Using an imaging technique to study blood vessels on the white of eye in thyroid eye disease
- Type of funding: Fight for Sight / Thyroid Eye Disease Charitable Trust Small Grant Award
- Grant Holder: Miss Swan Kang
- Institute: Moorfields Eye Hospital NHS Foundation Trust
- Region: London
- Start date: January 2018
- End Date: September 2021
- Priority: Early detection
- Eye Category: Ocular inflammatory
Thyroid eye disease is an inflammatory disease that can affect the muscles and fat around the eye. The condition causes the eyes to bulge forward and the eyelids to become swollen. The blood vessels on the white of the eye become larger and the eyes appear bloodshot. These changes not only cause the appearance of the eyes to change but also can threaten the vision. When the eye muscles and fat around the optic nerve behind the eye get larger, it can compress the optic nerve, which delivers the visual signals to the brain, and this may result in worsening, or in severe cases, loss of vision.

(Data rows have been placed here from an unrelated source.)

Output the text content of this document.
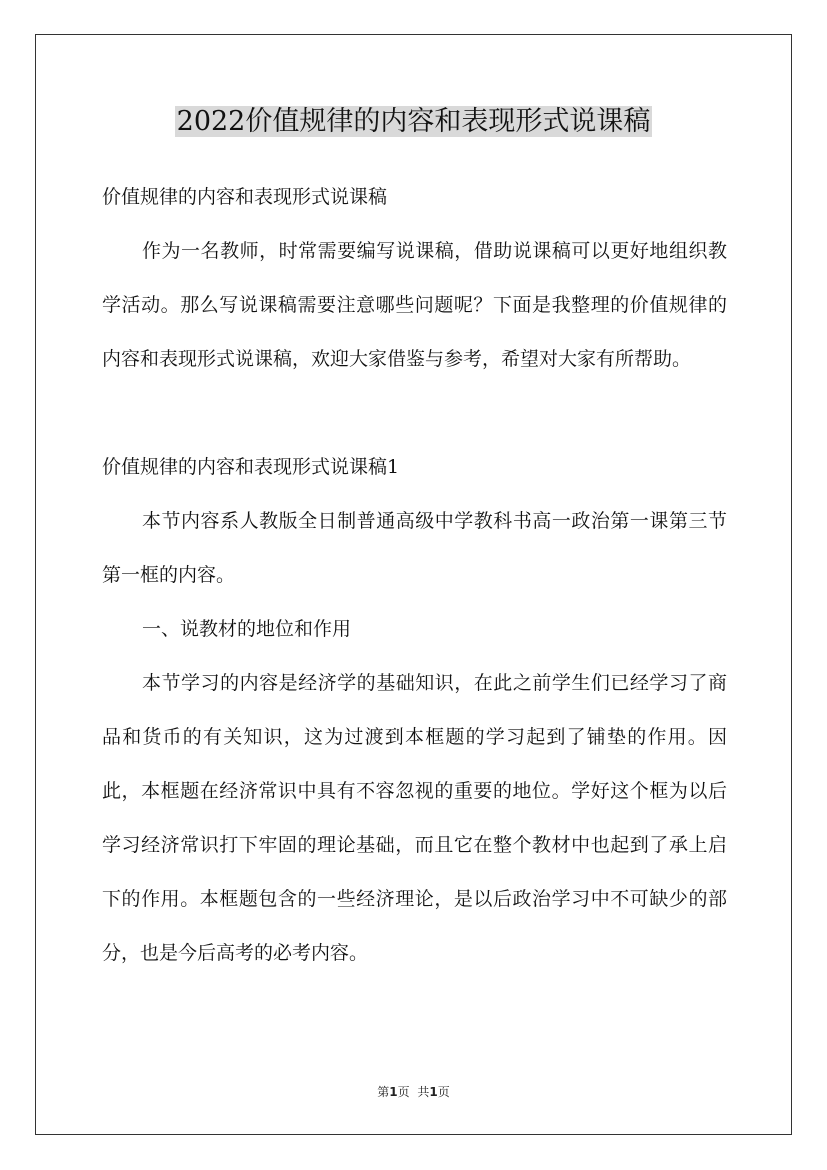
2022价值规律的内容和表现形式说课稿

价值规律的内容和表现形式说课稿

作为一名教师，时常需要编写说课稿，借助说课稿可以更好地组织教学活动。那么写说课稿需要注意哪些问题呢？下面是我整理的价值规律的内容和表现形式说课稿，欢迎大家借鉴与参考，希望对大家有所帮助。

价值规律的内容和表现形式说课稿1

本节内容系人教版全日制普通高级中学教科书高一政治第一课第三节第一框的内容。

一、说教材的地位和作用

本节学习的内容是经济学的基础知识，在此之前学生们已经学习了商品和货币的有关知识，这为过渡到本框题的学习起到了铺垫的作用。因此，本框题在经济常识中具有不容忽视的重要的地位。学好这个框为以后学习经济常识打下牢固的理论基础，而且它在整个教材中也起到了承上启下的作用。本框题包含的一些经济理论，是以后政治学习中不可缺少的部分，也是今后高考的必考内容。

第1页 共1页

In three pilot studies, researchers will test an imaging technique called optical coherence tomography angiography (OCT angiography) to study blood vessels on the white of the eye in thyroid eye disease. The first study will measure and compare the difference in the blood vessels between normal and thyroid eye disease population. In the second study, researchers will investigate whether the technique can detect changes in blood vessels after orbital decompression surgery, which is performed to increase the space around the eye and optic nerve. In the third study, researchers will look into whether the scan can be used to detect the eyes with severe thyroid eye disease by comparing the scan results with the currently used clinical activity scoring system.
The research will enable early detection and identification of the thyroid eye disease patients, who are at risk of developing visual loss. It will allow early intervention and prevention of sight loss.